Gegenkultur und prophetisches Bewusstsein

Nach dem ersten Kapitel von Brueggemann würde ich sagen, dass prophetisches Reden mehr ist, als nur etwas von Gott zu “hören” – das können im Prinzip alle Christen. Wenn man Prophetie und “hörendes Gebet” verwechselt, entsteht die Situation, dass man viele ziemlich belanglose Beiträge in Veranstaltungen bekommt, die keinen Ruck durch eine Gemeinde gehen lassen, sondern eher zerstreuend und belanglos wirken, als würde Gott plappern, um den frommen Betrieb in Schwung zu halten (Das gilt m.E. auch dann noch, wenn erwartungsgemäß in einer größeren Gruppe der eine oder andere sagen wird, er habe damit “etwas anfangen können”).

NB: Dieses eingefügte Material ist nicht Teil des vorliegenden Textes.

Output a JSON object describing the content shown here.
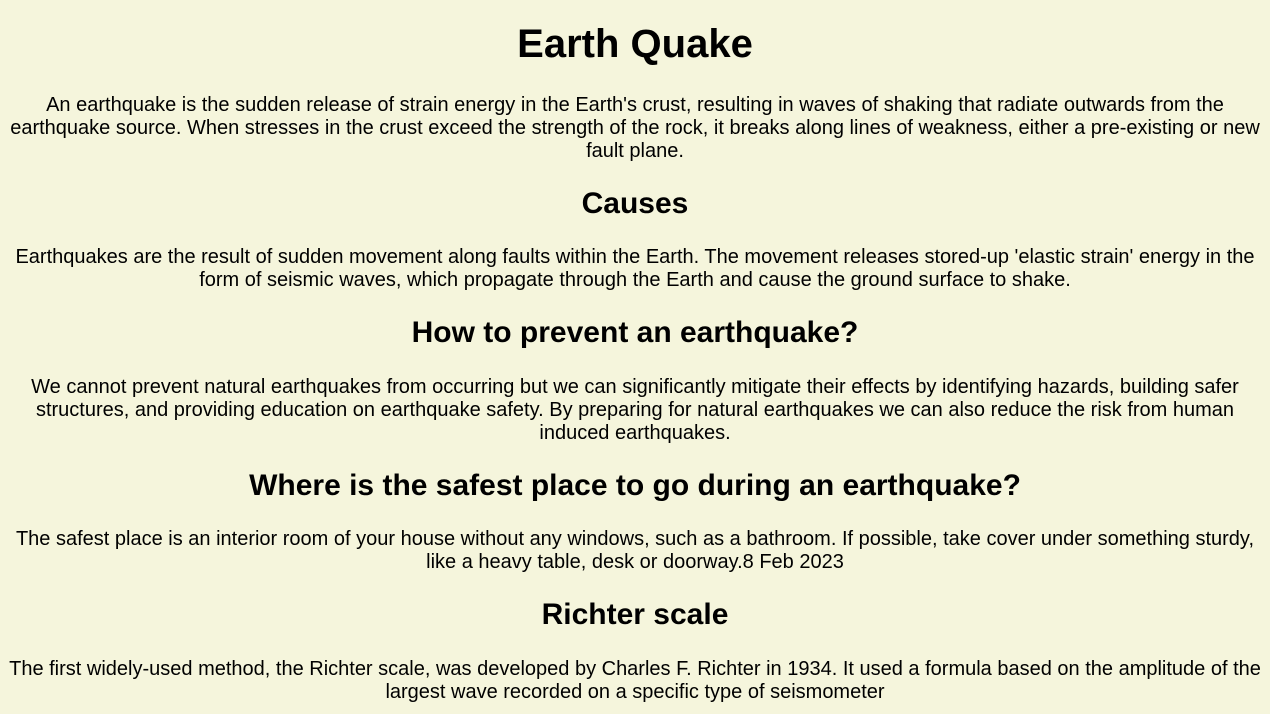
{
  "page": {
    "title": "Earth Quake",
    "intro": "An earthquake is the sudden release of strain energy in the Earth's crust, resulting in waves of shaking that radiate outwards from the earthquake source. When stresses in the crust exceed the strength of the rock, it breaks along lines of weakness, either a pre-existing or new fault plane."
  },
  "sections": [
    {
      "heading": "Causes",
      "body": "Earthquakes are the result of sudden movement along faults within the Earth. The movement releases stored-up 'elastic strain' energy in the form of seismic waves, which propagate through the Earth and cause the ground surface to shake."
    },
    {
      "heading": "How to prevent an earthquake?",
      "body": "We cannot prevent natural earthquakes from occurring but we can significantly mitigate their effects by identifying hazards, building safer structures, and providing education on earthquake safety. By preparing for natural earthquakes we can also reduce the risk from human induced earthquakes."
    },
    {
      "heading": "Where is the safest place to go during an earthquake?",
      "body": "The safest place is an interior room of your house without any windows, such as a bathroom. If possible, take cover under something sturdy, like a heavy table, desk or doorway.8 Feb 2023"
    },
    {
      "heading": "Richter scale",
      "body": "The first widely-used method, the Richter scale, was developed by Charles F. Richter in 1934. It used a formula based on the amplitude of the largest wave recorded on a specific type of seismometer"
    }
  ]
}
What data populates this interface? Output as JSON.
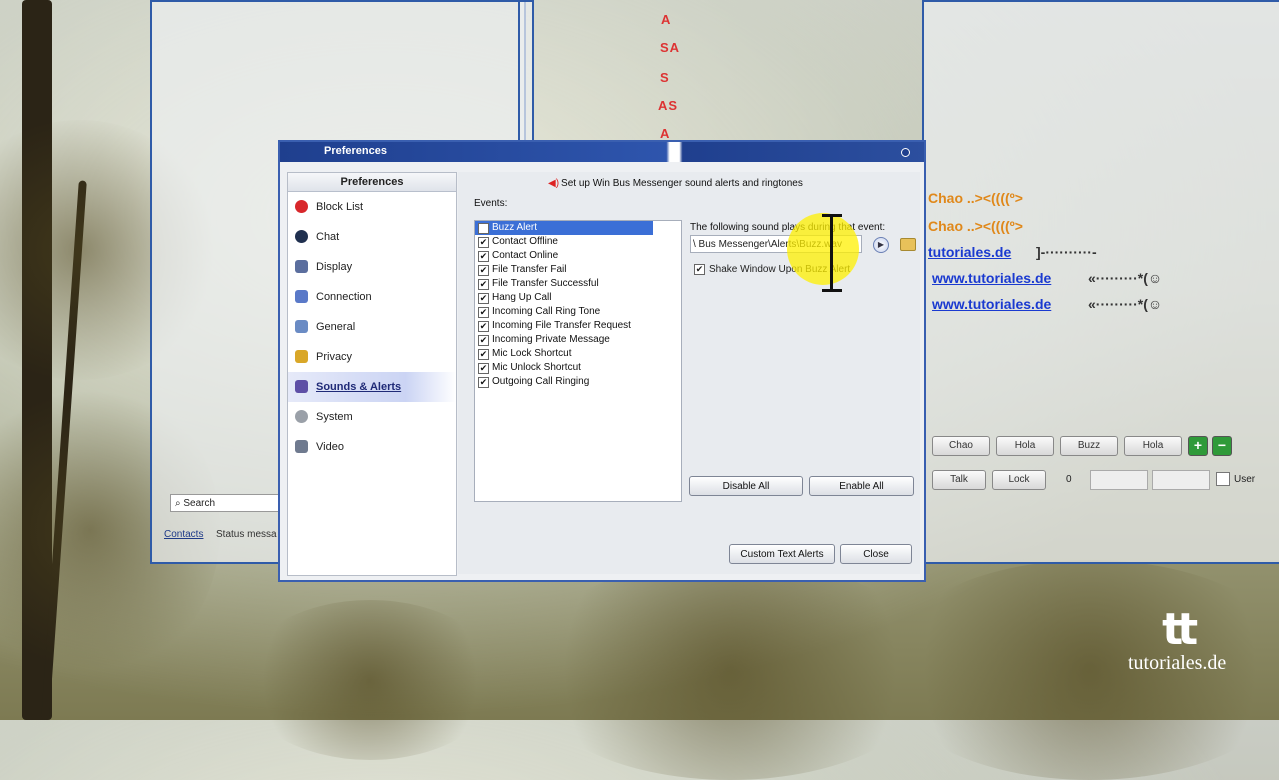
{
  "dialog": {
    "title": "Preferences",
    "sidebar_title": "Preferences",
    "sidebar_items": [
      {
        "label": "Block List",
        "color": "#d8272b"
      },
      {
        "label": "Chat",
        "color": "#20304f"
      },
      {
        "label": "Display",
        "color": "#5b6e9e"
      },
      {
        "label": "Connection",
        "color": "#5a79c8"
      },
      {
        "label": "General",
        "color": "#6a8bc4"
      },
      {
        "label": "Privacy",
        "color": "#d9a728"
      },
      {
        "label": "Sounds & Alerts",
        "color": "#5e4fa6"
      },
      {
        "label": "System",
        "color": "#9aa0a8"
      },
      {
        "label": "Video",
        "color": "#6f7a8f"
      }
    ],
    "active_item": "Sounds & Alerts",
    "header_text": "Set up Win Bus Messenger sound alerts and ringtones",
    "events_label": "Events:",
    "events": [
      {
        "label": "Buzz Alert",
        "checked": false,
        "selected": true
      },
      {
        "label": "Contact Offline",
        "checked": true
      },
      {
        "label": "Contact Online",
        "checked": true
      },
      {
        "label": "File Transfer Fail",
        "checked": true
      },
      {
        "label": "File Transfer Successful",
        "checked": true
      },
      {
        "label": "Hang Up Call",
        "checked": true
      },
      {
        "label": "Incoming Call Ring Tone",
        "checked": true
      },
      {
        "label": "Incoming File Transfer Request",
        "checked": true
      },
      {
        "label": "Incoming Private Message",
        "checked": true
      },
      {
        "label": "Mic Lock Shortcut",
        "checked": true
      },
      {
        "label": "Mic Unlock Shortcut",
        "checked": true
      },
      {
        "label": "Outgoing Call Ringing",
        "checked": true
      }
    ],
    "sound_label": "The following sound plays during that event:",
    "sound_path": "\\ Bus Messenger\\Alerts\\Buzz.wav",
    "shake_label": "Shake Window Upon Buzz Alert",
    "shake_checked": true,
    "disable_all": "Disable All",
    "enable_all": "Enable All",
    "custom_text_alerts": "Custom Text Alerts",
    "close": "Close"
  },
  "background": {
    "search_label": "Search",
    "contacts_tab": "Contacts",
    "status_tab": "Status messa",
    "red_letters": [
      "A",
      "SA",
      "S",
      "AS",
      "A"
    ],
    "chat_lines": [
      {
        "text": "Chao ..><((((º>",
        "style": "orange"
      },
      {
        "text": "Chao ..><((((º>",
        "style": "orange"
      },
      {
        "text": "tutoriales.de",
        "style": "blue"
      },
      {
        "text": "]-··········-",
        "style": "dash"
      },
      {
        "text": "www.tutoriales.de",
        "style": "blue"
      },
      {
        "text": "«·········*(☺",
        "style": "dash"
      },
      {
        "text": "www.tutoriales.de",
        "style": "blue"
      },
      {
        "text": "«·········*(☺",
        "style": "dash"
      }
    ],
    "buttons": [
      "Chao",
      "Hola",
      "Buzz",
      "Hola",
      "Talk",
      "Lock"
    ],
    "counter": "0",
    "user_label": "User"
  },
  "watermark": {
    "mark": "tt",
    "text": "tutoriales.de"
  }
}
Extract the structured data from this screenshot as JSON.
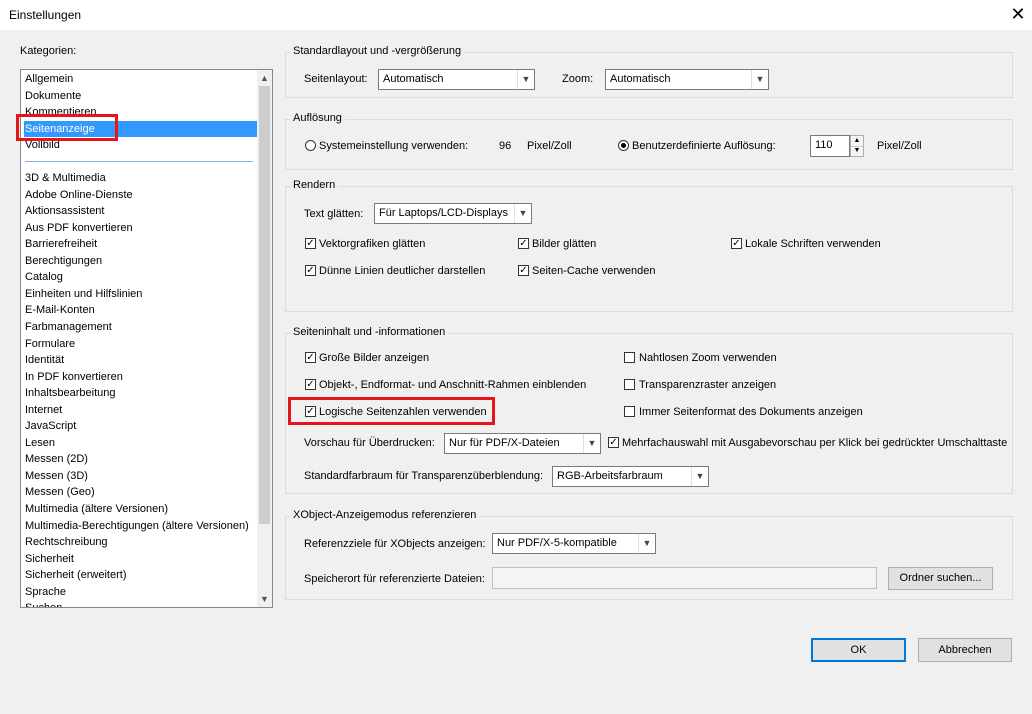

Im zweiten Kapitel setzt sich Brueggemann mit der herrschenden imperialen Mentalität auseinander (“royal consciousness”). Mose war mehr als ein sozialer Aktivist, weil es ihm um die Veränderung der Denkstrukturen ging, die ein unterdrückerisches Regime wie in Ägypten erst möglich machten. Zur Zeit Salomos jedoch ist Israel dabei, dem Vorbild der Nachbarstaaten nachzueifern (politische Ehen, Steuerprovinzen, Bürokratie, stehendes Heer, Faszination der Weisheit, Frondienste).

Salomo erreichte, was man nicht für möglich gehalten hätte, denn er nahm die mosaische Innovation und machte sie völlig zunichte. Im Jerusalem des zehnten Jahrhunderts ist es, als hätte die Revolution und das soziale Experiment nie stattgefunden. (S. 31)

Die drei wichtigsten Faktoren, die der prophetischen Gegenkultur des Mose entgegenstehen, sind: Wohlstand (1. Kön 4,20ff), Ausbeutung und Unterdrückung (1. Kön 5,13ff) und eine Religion der Immanenz (1. Kön 8,12f). Sie bedingen einander gegenseitig.


Der wachsende (aber recht ungleich verteilte) Wohlstand ließ Fragen des (Bürger-) Rechts in den Hintergrund treten. Eine Politik der Barmherzigkeit und Gerechtigkeit verschwand von der Tagesordnung. Gott wird zu diesem Zweck in Jerusalem quasi domestiziert. Der König kontrolliert den Zugang über seine religiösen Funktionäre (kommt uns das nicht irgendwie bekannt vor…?). Kritik wurde nicht nur gewaltsam unterdrückt, sondern die Öffentlichkeit wurde gegen sie erfolgreich immunisiert. Kein Wunder, dass hier die Weichen für das frustrierte Gedankengut des Predigers gestellt wurden.

Die theologischen Errungenschaften dieser Zeit, Schöpfungstheologie und messianische Ideen, bekommen so eine Schlagseite: Die Schöpfung wird auf Ordnung hin ausgelegt (Gerechtigkeit bewirkt hier störende Unruhe), der Messianismus ist eher an der Stabilität des Königtums interessiert als an dem Einsatz für die Unterdrückten. Das verdankt sich Salomos Programm der erreichbaren Sättigung (“achievable satiation”). Es zeichnet sich aus durch

  • eine Management-Mentalität, in der keine Geheimnisse bewahrt sondern nur kostenbewusst Probleme gelöst werden müssen.
  • eine Religion des Optimismus, die Gott zum störungsfreien Garanten des eigenen Wohlstands und Machterhalts macht.
  • eine Self-made-Mentalität, die das eigene Angewiesensein auf den Nächsten nicht mehr wahrnimmt.

Zum letzten Punkt wäre es verlockend, aktuelle Beispiele aufzuzählen und mit dem Finger auf andere zu zeigen. Nur sind die Fragen zu zu ernst. Wir sind alle infiziert mit dieser imperialen Mentalität. Aber es wird deutlich, vor was für einer gewaltigen Aufgabe der Prophet steht.